※ED後の捏造話


長い長い、予想もできなかった出来事に巻き込まれたことで始まった旅が終わってしまった。魔導器はもうテルカ・リュミレースには存在していない。私は旅の経路を思い出しながらダングレストの小さな部屋の窓から空を見据えた。

街中ですれ違ったカロルと一緒にぐるりと街を回っていく私は橋の中心で足を止めた。背後からした、懐かしい声がする。私とカロルは素早く振り向くとそこにいたのは黒髪の青年。
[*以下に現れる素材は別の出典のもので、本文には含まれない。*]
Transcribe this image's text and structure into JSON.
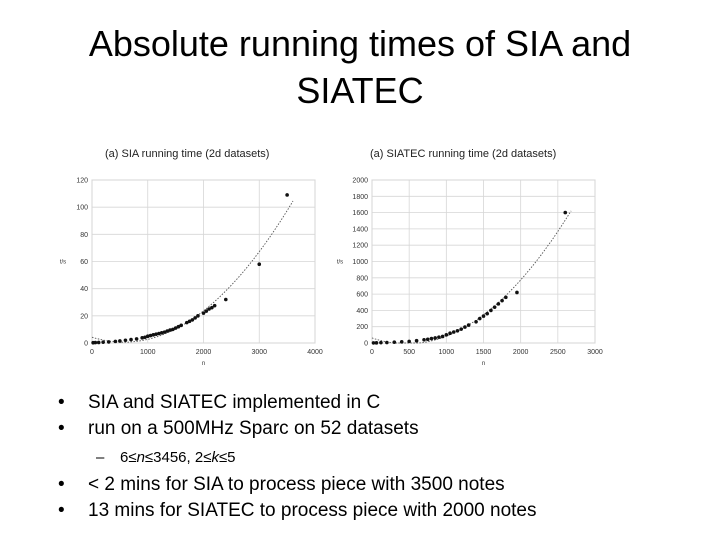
{
  "slide": {
    "title_line1": "Absolute running times of SIA and",
    "title_line2": "SIATEC",
    "bullets": [
      "SIA and SIATEC implemented in C",
      "run on a 500MHz Sparc on 52 datasets"
    ],
    "sub_bullet": {
      "parts": [
        "6≤",
        "n",
        "≤3456, 2≤",
        "k",
        "≤5"
      ]
    },
    "bullets2": [
      "< 2 mins for SIA to process piece with 3500 notes",
      "13 mins for SIATEC to process piece with 2000 notes"
    ],
    "bullet_symbol": "•",
    "sub_symbol": "–"
  },
  "chart_data": [
    {
      "type": "scatter",
      "title": "(a) SIA running time (2d datasets)",
      "xlabel": "n",
      "ylabel": "t/s",
      "xlim": [
        0,
        4000
      ],
      "ylim": [
        0,
        120
      ],
      "xticks": [
        0,
        1000,
        2000,
        3000,
        4000
      ],
      "yticks": [
        0,
        20,
        40,
        60,
        80,
        100,
        120
      ],
      "grid": true,
      "trend": "quadratic fit (dotted)",
      "points": [
        [
          20,
          0.2
        ],
        [
          60,
          0.3
        ],
        [
          120,
          0.4
        ],
        [
          200,
          0.6
        ],
        [
          300,
          0.8
        ],
        [
          420,
          1.2
        ],
        [
          500,
          1.5
        ],
        [
          600,
          2
        ],
        [
          700,
          2.5
        ],
        [
          800,
          3
        ],
        [
          900,
          3.8
        ],
        [
          950,
          4.2
        ],
        [
          1000,
          5
        ],
        [
          1050,
          5.5
        ],
        [
          1100,
          6
        ],
        [
          1150,
          6.5
        ],
        [
          1200,
          7
        ],
        [
          1250,
          7.5
        ],
        [
          1300,
          8
        ],
        [
          1350,
          8.8
        ],
        [
          1400,
          9.5
        ],
        [
          1450,
          10
        ],
        [
          1500,
          11
        ],
        [
          1550,
          12
        ],
        [
          1600,
          13
        ],
        [
          1700,
          15
        ],
        [
          1750,
          16
        ],
        [
          1800,
          17
        ],
        [
          1850,
          18.5
        ],
        [
          1900,
          20
        ],
        [
          2000,
          22
        ],
        [
          2050,
          23.5
        ],
        [
          2100,
          25
        ],
        [
          2150,
          26
        ],
        [
          2200,
          27.5
        ],
        [
          2400,
          32
        ],
        [
          3000,
          58
        ],
        [
          3500,
          109
        ]
      ]
    },
    {
      "type": "scatter",
      "title": "(a) SIATEC running time (2d datasets)",
      "xlabel": "n",
      "ylabel": "t/s",
      "xlim": [
        0,
        3000
      ],
      "ylim": [
        0,
        2000
      ],
      "xticks": [
        0,
        500,
        1000,
        1500,
        2000,
        2500,
        3000
      ],
      "yticks": [
        0,
        200,
        400,
        600,
        800,
        1000,
        1200,
        1400,
        1600,
        1800,
        2000
      ],
      "grid": true,
      "trend": "polynomial fit (dotted)",
      "points": [
        [
          20,
          1
        ],
        [
          60,
          2
        ],
        [
          120,
          4
        ],
        [
          200,
          6
        ],
        [
          300,
          10
        ],
        [
          400,
          14
        ],
        [
          500,
          20
        ],
        [
          600,
          28
        ],
        [
          700,
          40
        ],
        [
          750,
          45
        ],
        [
          800,
          55
        ],
        [
          850,
          62
        ],
        [
          900,
          72
        ],
        [
          950,
          80
        ],
        [
          1000,
          100
        ],
        [
          1050,
          120
        ],
        [
          1100,
          135
        ],
        [
          1150,
          150
        ],
        [
          1200,
          170
        ],
        [
          1250,
          195
        ],
        [
          1300,
          220
        ],
        [
          1400,
          260
        ],
        [
          1450,
          300
        ],
        [
          1500,
          330
        ],
        [
          1550,
          360
        ],
        [
          1600,
          400
        ],
        [
          1650,
          440
        ],
        [
          1700,
          480
        ],
        [
          1750,
          520
        ],
        [
          1800,
          560
        ],
        [
          1950,
          620
        ],
        [
          2600,
          1600
        ]
      ]
    }
  ]
}
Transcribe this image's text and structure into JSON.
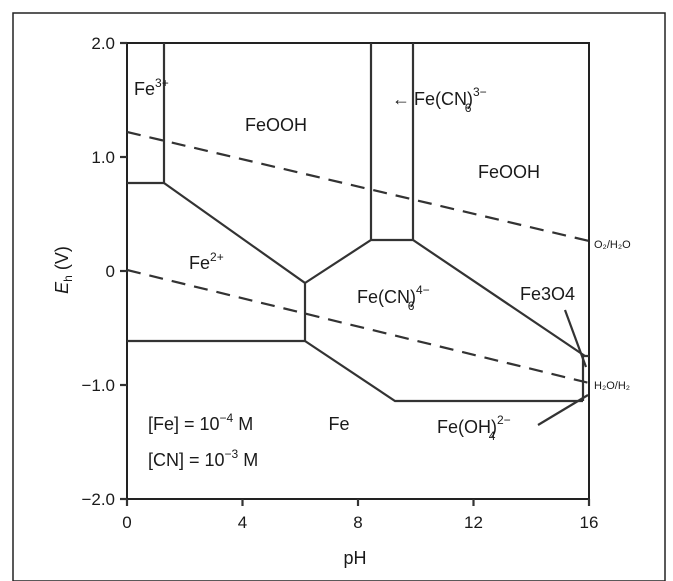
{
  "diagram": {
    "x_axis": {
      "title": "pH",
      "ticks": [
        "0",
        "4",
        "8",
        "12",
        "16"
      ]
    },
    "y_axis": {
      "title_main": "E",
      "title_sub": "h",
      "title_unit": " (V)",
      "ticks": [
        "2.0",
        "1.0",
        "0",
        "−1.0",
        "−2.0"
      ]
    },
    "regions": {
      "fe3": {
        "base": "Fe",
        "sup": "3+"
      },
      "feooh_left": "FeOOH",
      "feooh_right": "FeOOH",
      "fe2": {
        "base": "Fe",
        "sup": "2+"
      },
      "fecn6_4": {
        "base": "Fe(CN)",
        "sub": "6",
        "sup": "4−"
      },
      "fecn6_3": {
        "arrow": "←",
        "base": "Fe(CN)",
        "sub": "6",
        "sup": "3−"
      },
      "fe3o4": "Fe3O4",
      "fe": "Fe",
      "feoh4": {
        "base": "Fe(OH)",
        "sub": "4",
        "sup": "2−"
      }
    },
    "dashed_labels": {
      "o2": "O₂/H₂O",
      "h2o": "H₂O/H₂"
    },
    "conditions": {
      "fe": {
        "lhs": "[Fe] = 10",
        "exp": "−4",
        "rhs": " M"
      },
      "cn": {
        "lhs": "[CN] = 10",
        "exp": "−3",
        "rhs": " M"
      }
    }
  }
}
私とカロルはユーリの名前を呼ぶと同時にユーリに抱きついた。いきなりの事でバランスを崩しかけたユーリは足を踏ん張って何とか二人を受け止める。

「なんだよいきなり!お前ら離れろってっ」

私とカロルはそれぞれの不満を一気にユーリにぶつける。ユーリはたじろいで悪かったと言って私とカロルを引き剥がした。
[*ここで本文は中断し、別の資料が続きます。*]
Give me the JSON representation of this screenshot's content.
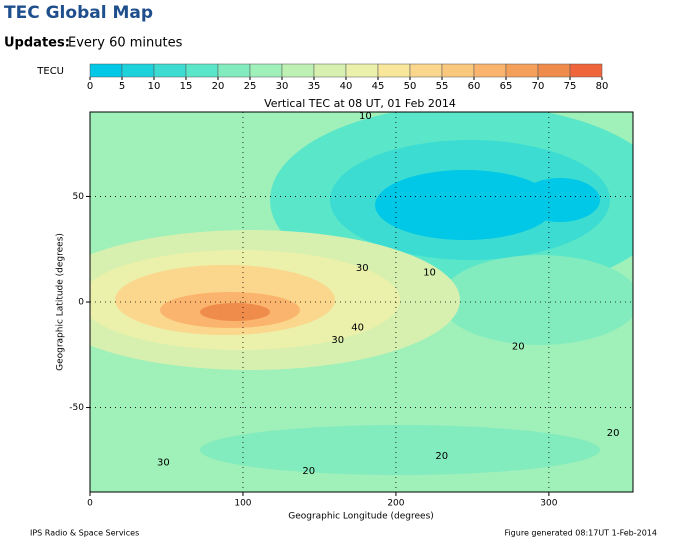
{
  "header": {
    "title": "TEC Global Map",
    "updates_label": "Updates:",
    "updates_value": "Every 60 minutes"
  },
  "colorbar": {
    "label": "TECU",
    "ticks": [
      0,
      5,
      10,
      15,
      20,
      25,
      30,
      35,
      40,
      45,
      50,
      55,
      60,
      65,
      70,
      75,
      80
    ],
    "colors": [
      "#00c8e6",
      "#1ed2dc",
      "#3cdcd2",
      "#5ae6c8",
      "#82ecbe",
      "#a0f0b9",
      "#bef0b4",
      "#d7f0b0",
      "#ebf0aa",
      "#f8e69b",
      "#fad78c",
      "#fac87d",
      "#fab46e",
      "#f5a05a",
      "#f08c4b",
      "#f0643c"
    ]
  },
  "map": {
    "title": "Vertical TEC at 08 UT, 01 Feb 2014",
    "xlabel": "Geographic Longitude (degrees)",
    "ylabel": "Geographic Latitude (degrees)",
    "xlim": [
      0,
      355
    ],
    "ylim": [
      -90,
      90
    ],
    "xticks": [
      0,
      100,
      200,
      300
    ],
    "yticks": [
      -50,
      0,
      50
    ],
    "contour_labels": [
      {
        "value": 10,
        "lon": 180,
        "lat": 88
      },
      {
        "value": 10,
        "lon": 222,
        "lat": 14
      },
      {
        "value": 30,
        "lon": 178,
        "lat": 16
      },
      {
        "value": 40,
        "lon": 175,
        "lat": -12
      },
      {
        "value": 30,
        "lon": 162,
        "lat": -18
      },
      {
        "value": 20,
        "lon": 280,
        "lat": -21
      },
      {
        "value": 20,
        "lon": 342,
        "lat": -62
      },
      {
        "value": 20,
        "lon": 230,
        "lat": -73
      },
      {
        "value": 30,
        "lon": 48,
        "lat": -76
      },
      {
        "value": 20,
        "lon": 143,
        "lat": -80
      }
    ]
  },
  "footer": {
    "left": "IPS Radio & Space Services",
    "right": "Figure generated 08:17UT 1-Feb-2014"
  }
}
「ねぇカロル。私も凛々の明星に入りたいなって思ってるんだけど…」

私は騎士団でもなければ凛々の明星でもない。だから何かの輪に入ってみたかった。ユーリと一緒に、少しでも長く居たい。そういう理由も一つだけど。

「一緒に居たい、ってことかそれ」

やっぱりユーリにはかなわない。いつも自分の意図がすぐにばれてしまう。彼の意図を自分はよく理解できないのにずるい、と心の底で思いながらおずおずとユーリの表情を窺う。ユーリはそんな私を見て笑いを堪えているような表情をしては背を向けくすくすと笑いだした。

「ユーリってほんっと意地悪!笑わないでよっ」

「悪ぃ悪ぃ。お前って変なところで積極的っつーかな」

そう言われた私はますます顔を赤く染め上げた。紅潮して熱のこもる頬に次第に苛立つ。服の袖で口を覆うようにしてユーリから視線をそらした。